In India, Prime Minister Narendra Modi announced in a nationwide address that the federal government will be taking greater control of vaccine procurement in the country. The announcement comes amid fierce criticism of the government’s handling of the pandemic. The existing system—in which states have been left to source vaccine supplies themselves—has been mired in confusion, leading to widespread vaccine shortages. “The government of India will procure 75% stock from vaccine manufacturers and provide it to states,” said Modi. “That means, no state governments will have to spend anything on vaccines.” India is nevertheless managing to administer nearly 3 million doses per day, and 14% of the population have now received at least one dose.

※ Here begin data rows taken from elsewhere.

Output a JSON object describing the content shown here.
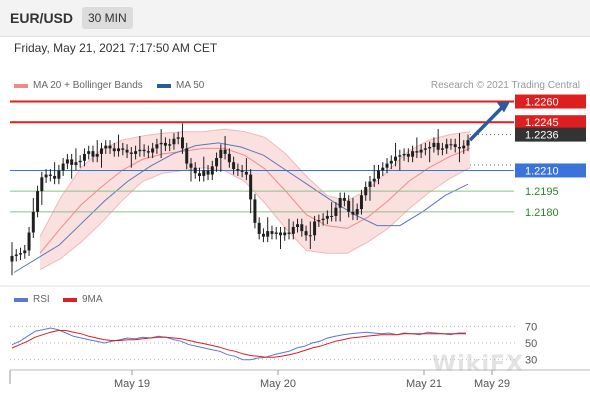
{
  "header": {
    "symbol": "EUR/USD",
    "timeframe": "30 MIN"
  },
  "timestamp": "Friday, May 21, 2021 7:17:50 AM CET",
  "legend": {
    "bollinger": "MA 20 + Bollinger Bands",
    "ma50": "MA 50",
    "copyright": "Research © 2021 Trading Central"
  },
  "rsi_legend": {
    "rsi": "RSI",
    "ma": "9MA"
  },
  "watermark": "WikiFX",
  "colors": {
    "candle": "#1f1f1f",
    "bollinger": "#ee8a8a",
    "bollinger_fill": "#fbe0e0",
    "ma50": "#5a78b8",
    "resistance": "#dd1f1f",
    "support": "#3a73d9",
    "target": "#8cc08c",
    "arrow": "#2c5a9c",
    "rsi": "#5a78d0",
    "rsi_ma": "#dd1f1f"
  },
  "chart_data": [
    {
      "type": "candlestick",
      "title": "EUR/USD 30 MIN",
      "x_ticks": [
        "May 19",
        "May 20",
        "May 21",
        "May 29"
      ],
      "ylim": [
        1.2132,
        1.2264
      ],
      "close_series": [
        1.2148,
        1.2149,
        1.215,
        1.2152,
        1.2165,
        1.218,
        1.2195,
        1.2205,
        1.2207,
        1.2206,
        1.2204,
        1.221,
        1.2215,
        1.2218,
        1.2214,
        1.2216,
        1.2217,
        1.2222,
        1.2224,
        1.222,
        1.2222,
        1.2226,
        1.2228,
        1.2226,
        1.2224,
        1.2226,
        1.2225,
        1.2223,
        1.2222,
        1.2224,
        1.2225,
        1.2224,
        1.2223,
        1.2226,
        1.2229,
        1.223,
        1.2228,
        1.2229,
        1.2233,
        1.2234,
        1.2226,
        1.2215,
        1.2212,
        1.2208,
        1.2206,
        1.221,
        1.2207,
        1.2213,
        1.2219,
        1.2225,
        1.2222,
        1.2216,
        1.2211,
        1.221,
        1.2209,
        1.2207,
        1.2189,
        1.2172,
        1.2164,
        1.2162,
        1.2166,
        1.2164,
        1.2165,
        1.2163,
        1.2165,
        1.2164,
        1.2169,
        1.2171,
        1.2166,
        1.2163,
        1.2163,
        1.2173,
        1.2174,
        1.2175,
        1.2177,
        1.2177,
        1.2183,
        1.219,
        1.2188,
        1.218,
        1.2178,
        1.2182,
        1.2192,
        1.2198,
        1.2202,
        1.2204,
        1.221,
        1.2212,
        1.2215,
        1.2217,
        1.222,
        1.2221,
        1.2222,
        1.222,
        1.2224,
        1.2223,
        1.2225,
        1.2226,
        1.2227,
        1.223,
        1.2225,
        1.2226,
        1.2229,
        1.2229,
        1.2227,
        1.2226,
        1.2228,
        1.2232
      ],
      "levels": [
        {
          "label": "1.2260",
          "value": 1.226,
          "color": "#dd1f1f",
          "style": "solid"
        },
        {
          "label": "1.2245",
          "value": 1.2245,
          "color": "#dd1f1f",
          "style": "solid"
        },
        {
          "label": "1.2236",
          "value": 1.2236,
          "color": "#333333",
          "style": "dotted"
        },
        {
          "label": "1.2210",
          "value": 1.221,
          "color": "#3a73d9",
          "style": "solid"
        },
        {
          "label": "1.2195",
          "value": 1.2195,
          "color": "#8cc08c",
          "style": "solid"
        },
        {
          "label": "1.2180",
          "value": 1.218,
          "color": "#8cc08c",
          "style": "solid"
        }
      ],
      "ma50": [
        1.2136,
        1.2146,
        1.2156,
        1.2172,
        1.2188,
        1.2202,
        1.2213,
        1.2222,
        1.2228,
        1.223,
        1.2227,
        1.2221,
        1.221,
        1.2199,
        1.2188,
        1.2178,
        1.217,
        1.217,
        1.218,
        1.2192,
        1.22
      ],
      "bollinger": {
        "mid": [
          1.215,
          1.2168,
          1.2185,
          1.2198,
          1.221,
          1.2218,
          1.2222,
          1.2224,
          1.2226,
          1.2226,
          1.2221,
          1.2211,
          1.2195,
          1.2178,
          1.217,
          1.2168,
          1.2176,
          1.2188,
          1.2202,
          1.2212,
          1.222,
          1.2226
        ],
        "upper": [
          1.2162,
          1.219,
          1.2212,
          1.2225,
          1.2232,
          1.2235,
          1.2237,
          1.2238,
          1.2238,
          1.224,
          1.2238,
          1.2234,
          1.2222,
          1.2206,
          1.2192,
          1.2188,
          1.2196,
          1.221,
          1.2224,
          1.2232,
          1.2236,
          1.2238
        ],
        "lower": [
          1.2138,
          1.2146,
          1.2158,
          1.2172,
          1.2188,
          1.2202,
          1.2208,
          1.221,
          1.2212,
          1.221,
          1.2202,
          1.2186,
          1.2168,
          1.2152,
          1.215,
          1.215,
          1.2158,
          1.2168,
          1.2182,
          1.2194,
          1.2204,
          1.2212
        ]
      },
      "forecast": {
        "from": 1.2232,
        "to": 1.226
      }
    },
    {
      "type": "line",
      "title": "RSI",
      "y_ticks": [
        "70",
        "50",
        "30"
      ],
      "ylim": [
        20,
        80
      ],
      "series": [
        {
          "name": "RSI",
          "values": [
            48,
            52,
            58,
            64,
            66,
            68,
            66,
            62,
            58,
            56,
            54,
            52,
            50,
            52,
            54,
            56,
            55,
            57,
            56,
            58,
            57,
            54,
            52,
            48,
            46,
            44,
            42,
            40,
            36,
            34,
            30,
            30,
            32,
            33,
            36,
            38,
            40,
            44,
            46,
            50,
            52,
            56,
            58,
            60,
            61,
            62,
            63,
            62,
            61,
            62,
            60,
            62,
            61,
            60,
            63,
            62,
            61,
            60,
            62,
            62
          ]
        },
        {
          "name": "9MA",
          "values": [
            44,
            48,
            52,
            57,
            60,
            63,
            65,
            65,
            63,
            61,
            58,
            56,
            54,
            53,
            53,
            54,
            54,
            55,
            56,
            57,
            57,
            56,
            55,
            53,
            51,
            49,
            47,
            45,
            42,
            40,
            37,
            35,
            34,
            33,
            33,
            34,
            36,
            38,
            41,
            44,
            46,
            49,
            52,
            54,
            56,
            57,
            58,
            59,
            60,
            60,
            60,
            61,
            61,
            61,
            61,
            61,
            61,
            61,
            61,
            61
          ]
        }
      ]
    }
  ]
}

In the United States, states are beginning to open up again, but the surge in anti-Asian attacks during the pandemic is said to be leaving many Asian-American families wary of re-entering the public sphere. “It’s not safe to be outside,” said Mandy Lin, 43, in comments to the New York Times. “There has just been unending violence and harassment.” A recent survey suggests that roughly a third (31%) of Asian Americans worry often about being the victim of hate crimes or incidents, with 12% reporting already being victims of such incidents this year.

In Tanzania, the government announced that foreign embassies and international agencies in the country can begin to import COVID-19 vaccines to inoculate their citizens and staff against the coronavirus. This the first change in a more active approach to tackling the pandemic after the death of former-President John Magufuli. The former president denied the existence of the virus in the country, prevented efforts to contain it and was a vaccine sceptic. Tanzania is one of only a handful of African countries that have yet to receive any COVID-19 vaccines, according to the World Health Organization.